On at the Bega Valley Regional Gallery…

Apologies to Harry and Craig for being a little tardy with this posting.

 

First Cut opened a week ago at the BVRG – one of those fabulous exhibitions that’s deeply satisfying on so many different levels, not the least being the quality of the work. It’s a grown-up show, for art lovers with a mature appreciation of contemporary practice (ie probably not for the chocolate box brigade.) Make an effort to check it out in the flesh if you can – well worth the drive.

 

 

Opening snaps here.

Meanwhile, the hang itself…

 

 

 

In 2009 the Bega Valley Regional Gallery became a Patron of the Australian National University’s annual Emerging Artist Scholarship Scheme (EASS); a program that provides support for meritorious graduates from across the breadth of the school’s visual arts disciplines. The patronage takes many forms – from acquisition by prestigious corporate collections, to travelling scholarships (from the Spanish Embassy, for instance), to exhibition opportunities (as in this case) at appropriate regional venues.

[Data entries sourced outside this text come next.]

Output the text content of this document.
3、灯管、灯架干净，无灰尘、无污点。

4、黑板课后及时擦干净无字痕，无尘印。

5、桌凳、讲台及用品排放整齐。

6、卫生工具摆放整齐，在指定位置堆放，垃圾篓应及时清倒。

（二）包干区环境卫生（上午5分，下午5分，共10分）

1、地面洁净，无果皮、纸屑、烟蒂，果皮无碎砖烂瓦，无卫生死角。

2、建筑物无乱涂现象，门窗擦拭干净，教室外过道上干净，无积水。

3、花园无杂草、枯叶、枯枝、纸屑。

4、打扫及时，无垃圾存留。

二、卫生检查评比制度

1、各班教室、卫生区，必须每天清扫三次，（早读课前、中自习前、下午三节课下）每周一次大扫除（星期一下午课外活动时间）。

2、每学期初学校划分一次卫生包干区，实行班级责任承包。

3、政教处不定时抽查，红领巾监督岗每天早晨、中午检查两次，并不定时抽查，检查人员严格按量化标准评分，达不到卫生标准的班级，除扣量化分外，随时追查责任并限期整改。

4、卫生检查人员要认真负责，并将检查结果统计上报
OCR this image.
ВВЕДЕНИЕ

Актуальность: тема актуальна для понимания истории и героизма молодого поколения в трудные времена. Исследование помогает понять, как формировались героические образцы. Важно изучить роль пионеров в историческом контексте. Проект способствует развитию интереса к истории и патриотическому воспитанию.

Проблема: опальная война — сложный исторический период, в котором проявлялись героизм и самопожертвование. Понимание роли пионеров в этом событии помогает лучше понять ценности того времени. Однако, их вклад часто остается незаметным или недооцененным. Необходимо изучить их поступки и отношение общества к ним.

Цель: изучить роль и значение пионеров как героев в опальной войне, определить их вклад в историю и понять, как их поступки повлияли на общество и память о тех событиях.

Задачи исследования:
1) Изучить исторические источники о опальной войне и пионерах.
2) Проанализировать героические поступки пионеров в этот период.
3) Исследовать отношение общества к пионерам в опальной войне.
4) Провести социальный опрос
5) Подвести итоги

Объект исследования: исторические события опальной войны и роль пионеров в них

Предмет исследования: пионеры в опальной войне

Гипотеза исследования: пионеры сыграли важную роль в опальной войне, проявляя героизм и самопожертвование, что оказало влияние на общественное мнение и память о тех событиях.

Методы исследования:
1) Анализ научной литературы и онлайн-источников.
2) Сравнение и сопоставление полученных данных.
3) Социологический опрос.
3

Young graduating sculptor Harry Townsend was a clear standout in the class of 2010; his work so preternaturally familiar, with an inherent primeval sensibility that intuitively connects with the viewer. There’s a maturity in his work that belies his emerging status, a wonderful feeling for materials and process, an eye for the idiosyncrasies of his chosen/gathered elements.

In this he is the perfect visual foil for Craig Cameron. Both artists approach their work in an extraordinarily similar way – seriously tooled up, painting and scraping and carving and torching – in a purely gestural response to their respective individual conceptual intent. Craig Cameron was the winner of the Bega Valley Art Award in 2008 and (twice) a finalist in the Far South Coast Living Artist Scholarship Project. He is long overdue a greater measure of public exposure. He is the classic artist’s artist – his work uncompromisingly ‘guttural’; a marvellous amalgam of the likes of Mike Parr, Jackson Pollock and Tony Tuckson – abstract expressionism with a satisfyingly nihilistic edge.